U.S. Northern Command says it is the main Pentagon support arm that fends off foreign hackers in the United States, a position at odds with policies and some top brass who say Cyber Command plays the lead in addressing stateside cyberthreats from abroad when asked.
Joseph W. Kirschbaum, Government Accountability Office director for defense capabilities and management, warned that until the Pentagon “clarifies the roles and responsibilities of its components,” the military “may not be positioned to effectively employ its forces and capabilities to support civil authorities in a cyberincident.”
In recent years, CYBERCOM and National Security Agency resources have been deployed to deal with privacy breaches at the Office of Personnel Management perpetrated by Chinese hackers, as well as a destructive attack against Sony Pictures Entertainment allegedly orchestrated by North Korea.

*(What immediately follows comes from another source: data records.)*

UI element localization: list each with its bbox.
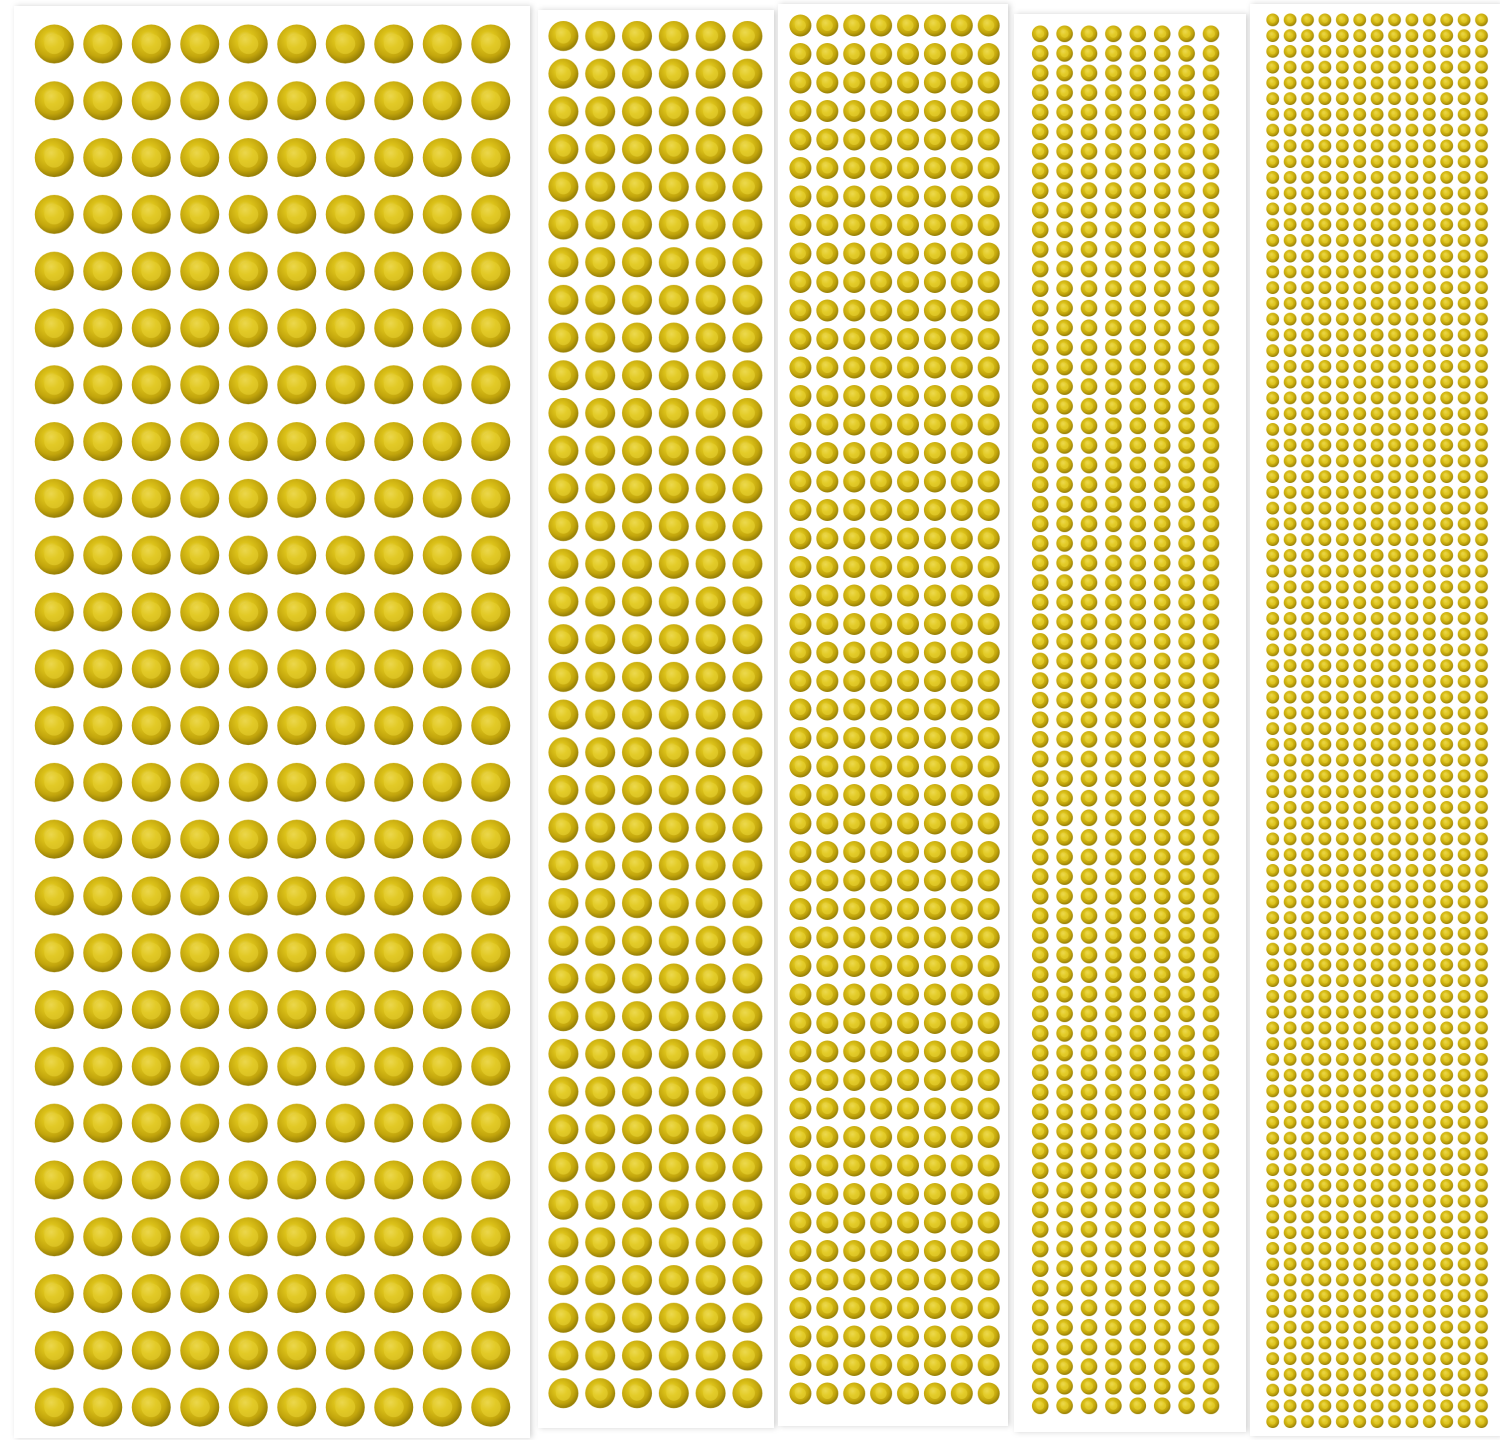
rhinestone-grid — [30, 20, 515, 1440]
rhinestone-grid — [1264, 12, 1490, 1430]
rhinestone-grid — [1028, 24, 1224, 1417]
rhinestone-grid — [787, 12, 1002, 1410]
rhinestone-grid — [545, 18, 766, 1414]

“DOD officials stated that the department had not yet determined the approach it would take to support a civil authority in a cyberincident and, as of January 2016, DOD had not begun efforts to issue or update guidance and did not have an estimate on when the guidance will be finalized,” Kirschbaum said.
The Pentagon is required by law to develop a plan by next month for CYBERCOM to support civil authorities in the event of a nation-state cyber strike.
For its part, Cyber Command says the Defense secretary likely would call on CYBERCOM, not NORTHCOM, to provide help during a civilian cyber emergency.
Northern Command told a different story. As of September 2015, NORTHCOM officials said “their command had not delegated this responsibility to another command.”